À época, no auge da pandemia da Covid-19, o governo Bolsonaro implementou diferentes versões de um auxílio emergencial, depois remodelado no Auxílio Brasil, que substituiu o Bolsa Família. Pesquisas de intenções de voto na campanha de 2022 mostraram que Lula era mais votado nas faixa de renda que engloba os beneficiários do auxílio.

— Os estudos mostram que a inteligibilidade dos conceitos de direita e esquerda é tradicionalmente baixa no Brasil, mas que essa cognição melhorou a partir do Bolsonaro, que virou uma espécie de parâmetro e tirou as pessoas do armário. O PT também tem um papel nessa diferenciação, na medida em que Lula insiste em um discurso pró-pobre, que acaba vinculado à esquerda — avalia João Féres.

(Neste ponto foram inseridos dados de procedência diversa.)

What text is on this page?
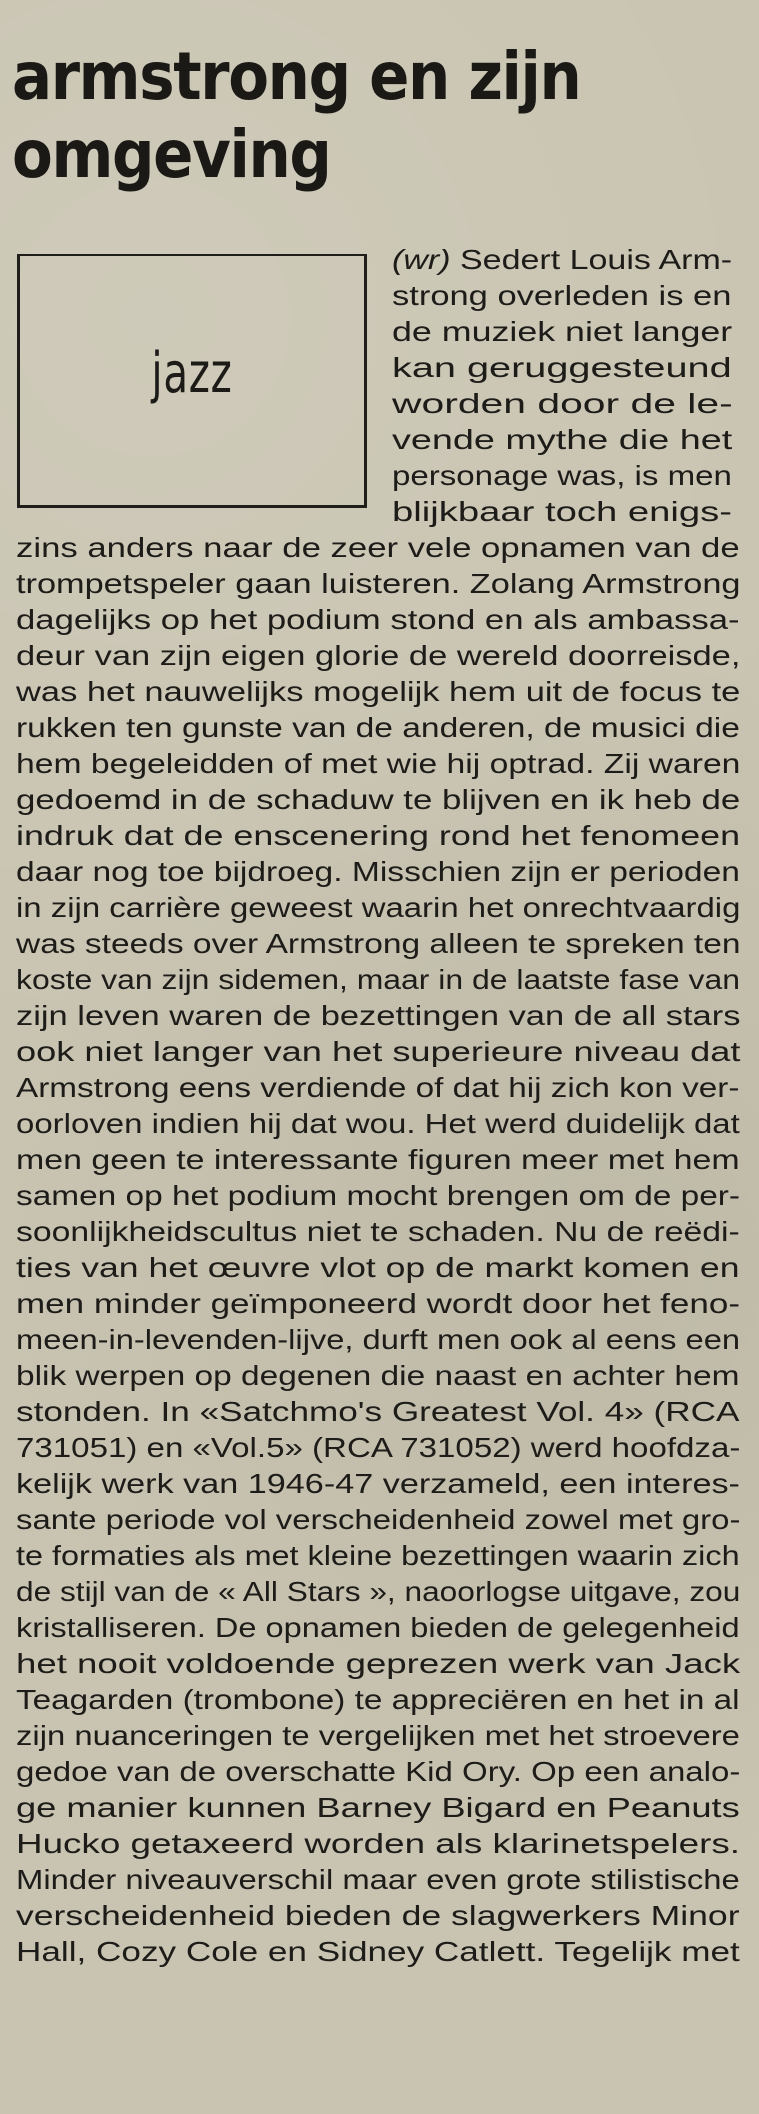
armstrong en zijn
omgeving
jazz
(wr) Sedert Louis Arm-
strong overleden is en
de muziek niet langer
kan geruggesteund
worden door de le-
vende mythe die het
personage was, is men
blijkbaar toch enigs-
zins anders naar de zeer vele opnamen van de
trompetspeler gaan luisteren. Zolang Armstrong
dagelijks op het podium stond en als ambassa-
deur van zijn eigen glorie de wereld doorreisde,
was het nauwelijks mogelijk hem uit de focus te
rukken ten gunste van de anderen, de musici die
hem begeleidden of met wie hij optrad. Zij waren
gedoemd in de schaduw te blijven en ik heb de
indruk dat de enscenering rond het fenomeen
daar nog toe bijdroeg. Misschien zijn er perioden
in zijn carrière geweest waarin het onrechtvaardig
was steeds over Armstrong alleen te spreken ten
koste van zijn sidemen, maar in de laatste fase van
zijn leven waren de bezettingen van de all stars
ook niet langer van het superieure niveau dat
Armstrong eens verdiende of dat hij zich kon ver-
oorloven indien hij dat wou. Het werd duidelijk dat
men geen te interessante figuren meer met hem
samen op het podium mocht brengen om de per-
soonlijkheidscultus niet te schaden. Nu de reëdi-
ties van het œuvre vlot op de markt komen en
men minder geïmponeerd wordt door het feno-
meen-in-levenden-lijve, durft men ook al eens een
blik werpen op degenen die naast en achter hem
stonden. In «Satchmo's Greatest Vol. 4» (RCA
731051) en «Vol.5» (RCA 731052) werd hoofdza-
kelijk werk van 1946-47 verzameld, een interes-
sante periode vol verscheidenheid zowel met gro-
te formaties als met kleine bezettingen waarin zich
de stijl van de « All Stars », naoorlogse uitgave, zou
kristalliseren. De opnamen bieden de gelegenheid
het nooit voldoende geprezen werk van Jack
Teagarden (trombone) te appreciëren en het in al
zijn nuanceringen te vergelijken met het stroevere
gedoe van de overschatte Kid Ory. Op een analo-
ge manier kunnen Barney Bigard en Peanuts
Hucko getaxeerd worden als klarinetspelers.
Minder niveauverschil maar even grote stilistische
verscheidenheid bieden de slagwerkers Minor
Hall, Cozy Cole en Sidney Catlett. Tegelijk met
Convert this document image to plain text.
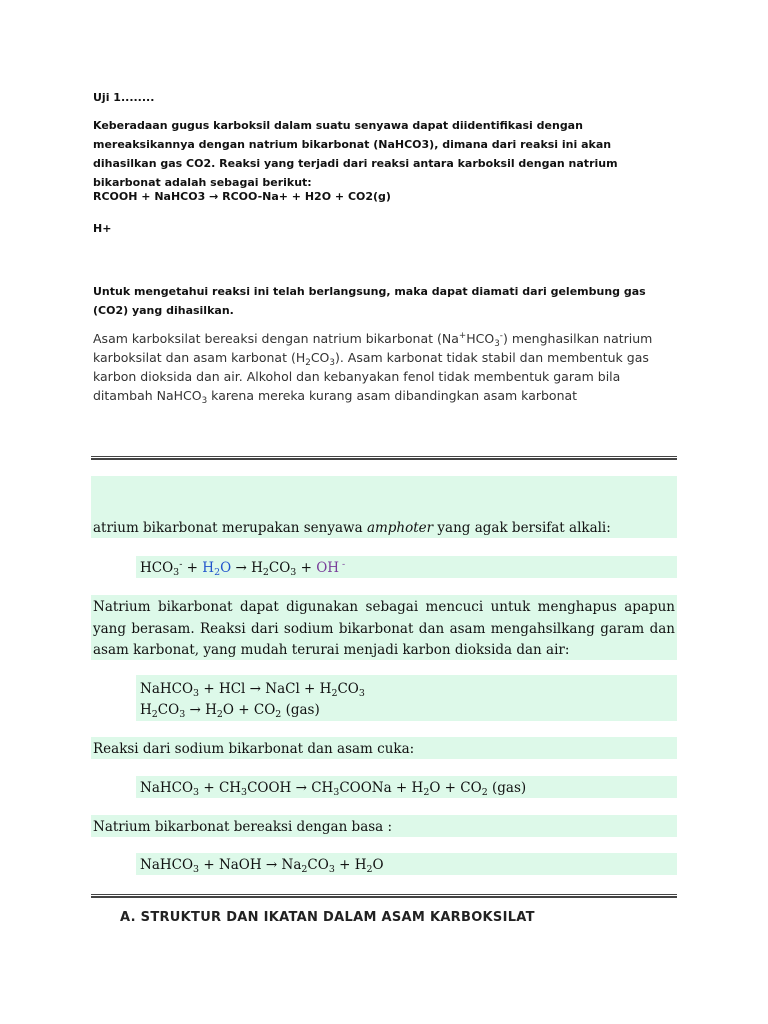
Uji 1........
Keberadaan gugus karboksil dalam suatu senyawa dapat diidentifikasi dengan mereaksikannya dengan natrium bikarbonat (NaHCO3), dimana dari reaksi ini akan dihasilkan gas CO2. Reaksi yang terjadi dari reaksi antara karboksil dengan natrium bikarbonat adalah sebagai berikut:
RCOOH + NaHCO3 → RCOO-Na+ + H2O + CO2(g)
H+
Untuk mengetahui reaksi ini telah berlangsung, maka dapat diamati dari gelembung gas (CO2) yang dihasilkan.
Asam karboksilat bereaksi dengan natrium bikarbonat $(Na^+HCO_3^-)$ menghasilkan natrium karboksilat dan asam karbonat $(H_2CO_3)$. Asam karbonat tidak stabil dan membentuk gas karbon dioksida dan air. Alkohol dan kebanyakan fenol tidak membentuk garam bila ditambah NaHCO$_3$ karena mereka kurang asam dibandingkan asam karbonat
atrium bikarbonat merupakan senyawa amphoter yang agak bersifat alkali:
$HCO_3^- + H_2O \to H_2CO_3$ + OH -
Natrium bikarbonat dapat digunakan sebagai mencuci untuk menghapus apapun yang berasam. Reaksi dari sodium bikarbonat dan asam mengahsilkang garam dan asam karbonat, yang mudah terurai menjadi karbon dioksida dan air:
NaHCO$_3$ + HCl → NaCl + $H_2CO_3$
$H_2CO_3 \to H_2O + CO_2$ (gas)
Reaksi dari sodium bikarbonat dan asam cuka:
NaHCO$_3$ + $CH_3COOH$ → $CH_3COONa + H_2O + CO_2$ (gas)
Natrium bikarbonat bereaksi dengan basa :
NaHCO$_3$ + NaOH → $Na_2CO_3 + H_2O$
A. STRUKTUR DAN IKATAN DALAM ASAM KARBOKSILAT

Para Oswaldo Amaral, diretor do Cesop, Bolsonaro ajudou a alavancar o percentual dos que se identificam com a direita ao reiterar, em seus discursos, a vinculação entre este campo ideológico com a pauta de costumes. Ele nota que houve uma redução significativa, desde 2018, na parcela de entrevistados que não sabe se identificar: de 34%, caíram para 10% neste ano.

— A retórica pró-família e costumes não só do Bolsonaro, mas de outras lideranças políticas e até religiosas que ganharam notoriedade, fornece uma espécie de atalho para o eleitor, que conclui: “se penso assim, significa que sou de direita” — afirma Amaral.